The HTTP client module also provides higher-level wrappers:

  • MagicHttpClientProfile
  • MagicWebSocketClientProfile

Use those when the resource being managed is specifically an HTTP or WebSocket client.

Lifecycle

MagicRuntime.close():

  • unregisters its platform shutdown hook when one was installed
  • closes managed resources in reverse registration order
  • closes runtime resources and config bindings
  • can shut down ConfigManager automatically

Bootstrap helpers already configure the runtime so that magic.runtime().close() is the one shutdown call you usually need in your plugin or mod.

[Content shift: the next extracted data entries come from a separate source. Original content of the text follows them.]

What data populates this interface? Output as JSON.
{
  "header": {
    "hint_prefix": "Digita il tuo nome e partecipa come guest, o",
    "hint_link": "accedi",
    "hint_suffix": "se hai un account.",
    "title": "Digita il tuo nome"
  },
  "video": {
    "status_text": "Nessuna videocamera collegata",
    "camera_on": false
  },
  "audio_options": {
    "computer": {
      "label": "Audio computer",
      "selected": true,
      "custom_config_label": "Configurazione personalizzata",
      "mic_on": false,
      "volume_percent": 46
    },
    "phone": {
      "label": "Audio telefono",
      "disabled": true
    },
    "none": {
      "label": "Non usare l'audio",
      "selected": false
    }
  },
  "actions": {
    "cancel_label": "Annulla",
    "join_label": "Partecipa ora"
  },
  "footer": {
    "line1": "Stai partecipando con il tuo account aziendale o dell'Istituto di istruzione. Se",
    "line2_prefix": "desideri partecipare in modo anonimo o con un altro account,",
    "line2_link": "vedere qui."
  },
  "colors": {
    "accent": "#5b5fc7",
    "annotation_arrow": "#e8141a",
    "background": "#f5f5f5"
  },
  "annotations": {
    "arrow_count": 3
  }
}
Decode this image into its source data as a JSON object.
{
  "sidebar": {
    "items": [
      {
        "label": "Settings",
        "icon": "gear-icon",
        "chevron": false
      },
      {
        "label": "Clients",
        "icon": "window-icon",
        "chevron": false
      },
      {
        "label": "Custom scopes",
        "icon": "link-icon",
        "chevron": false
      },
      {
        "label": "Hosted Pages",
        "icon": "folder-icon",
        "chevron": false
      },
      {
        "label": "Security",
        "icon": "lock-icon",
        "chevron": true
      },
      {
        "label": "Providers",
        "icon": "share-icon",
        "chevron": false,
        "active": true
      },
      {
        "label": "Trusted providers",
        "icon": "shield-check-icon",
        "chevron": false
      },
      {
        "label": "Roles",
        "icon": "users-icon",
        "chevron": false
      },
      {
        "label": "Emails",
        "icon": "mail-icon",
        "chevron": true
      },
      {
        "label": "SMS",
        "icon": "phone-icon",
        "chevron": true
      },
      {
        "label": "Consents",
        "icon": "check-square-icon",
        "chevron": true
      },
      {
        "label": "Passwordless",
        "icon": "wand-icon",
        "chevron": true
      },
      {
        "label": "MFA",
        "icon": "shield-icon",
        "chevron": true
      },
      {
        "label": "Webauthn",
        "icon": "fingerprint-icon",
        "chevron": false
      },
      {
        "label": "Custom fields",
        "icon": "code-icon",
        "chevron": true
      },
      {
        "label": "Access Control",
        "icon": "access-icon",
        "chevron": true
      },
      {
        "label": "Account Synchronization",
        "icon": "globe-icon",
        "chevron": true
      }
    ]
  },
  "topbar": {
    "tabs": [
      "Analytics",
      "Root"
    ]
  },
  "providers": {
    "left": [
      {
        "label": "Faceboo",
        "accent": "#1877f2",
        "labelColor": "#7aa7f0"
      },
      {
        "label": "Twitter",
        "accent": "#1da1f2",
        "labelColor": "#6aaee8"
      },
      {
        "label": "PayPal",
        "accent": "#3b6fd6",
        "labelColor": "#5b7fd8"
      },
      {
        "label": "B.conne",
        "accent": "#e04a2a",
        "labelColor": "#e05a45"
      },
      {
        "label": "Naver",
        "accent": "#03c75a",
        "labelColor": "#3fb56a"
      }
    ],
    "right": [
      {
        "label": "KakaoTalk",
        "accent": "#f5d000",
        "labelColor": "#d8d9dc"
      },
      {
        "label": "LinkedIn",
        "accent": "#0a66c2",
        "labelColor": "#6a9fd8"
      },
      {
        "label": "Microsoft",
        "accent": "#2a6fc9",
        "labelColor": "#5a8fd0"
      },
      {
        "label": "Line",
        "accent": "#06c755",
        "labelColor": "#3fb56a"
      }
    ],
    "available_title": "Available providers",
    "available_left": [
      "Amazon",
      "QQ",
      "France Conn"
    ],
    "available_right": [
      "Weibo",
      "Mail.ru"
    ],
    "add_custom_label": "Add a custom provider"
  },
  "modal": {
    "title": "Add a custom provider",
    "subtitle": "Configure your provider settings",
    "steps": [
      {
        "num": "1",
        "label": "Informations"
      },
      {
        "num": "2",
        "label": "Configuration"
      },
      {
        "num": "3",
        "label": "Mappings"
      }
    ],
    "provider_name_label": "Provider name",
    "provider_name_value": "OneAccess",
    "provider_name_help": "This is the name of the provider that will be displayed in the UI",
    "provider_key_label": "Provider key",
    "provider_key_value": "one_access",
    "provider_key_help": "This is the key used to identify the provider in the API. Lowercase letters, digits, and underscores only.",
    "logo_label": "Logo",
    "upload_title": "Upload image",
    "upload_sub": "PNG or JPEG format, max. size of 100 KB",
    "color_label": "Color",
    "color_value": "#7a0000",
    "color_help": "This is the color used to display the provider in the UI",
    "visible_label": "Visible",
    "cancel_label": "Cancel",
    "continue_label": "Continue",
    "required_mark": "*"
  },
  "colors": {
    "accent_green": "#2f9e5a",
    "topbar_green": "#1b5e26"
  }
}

Building A Runtime Manually

For NeoForge or custom platforms, build it directly:

MagicRuntime runtime = MagicRuntime.builder(platform, configManager, logger)
        .languageManager(languageManager)
        .component(MyPlugin.class, this)
        .manage("database", databaseClient)
        .onClose("metrics", metrics::flush)
        .manageConfigManager(true)
        .autoRegisterShutdown(true)
        .build();

Builder controls:

  • languageManager(...)
  • component(...)
  • manage(...)
  • onClose(...)
  • manageConfigManager(...)
  • autoRegisterShutdown(...)

Disable autoRegisterShutdown(...) when the platform already has an explicit shutdown phase you want to own manually.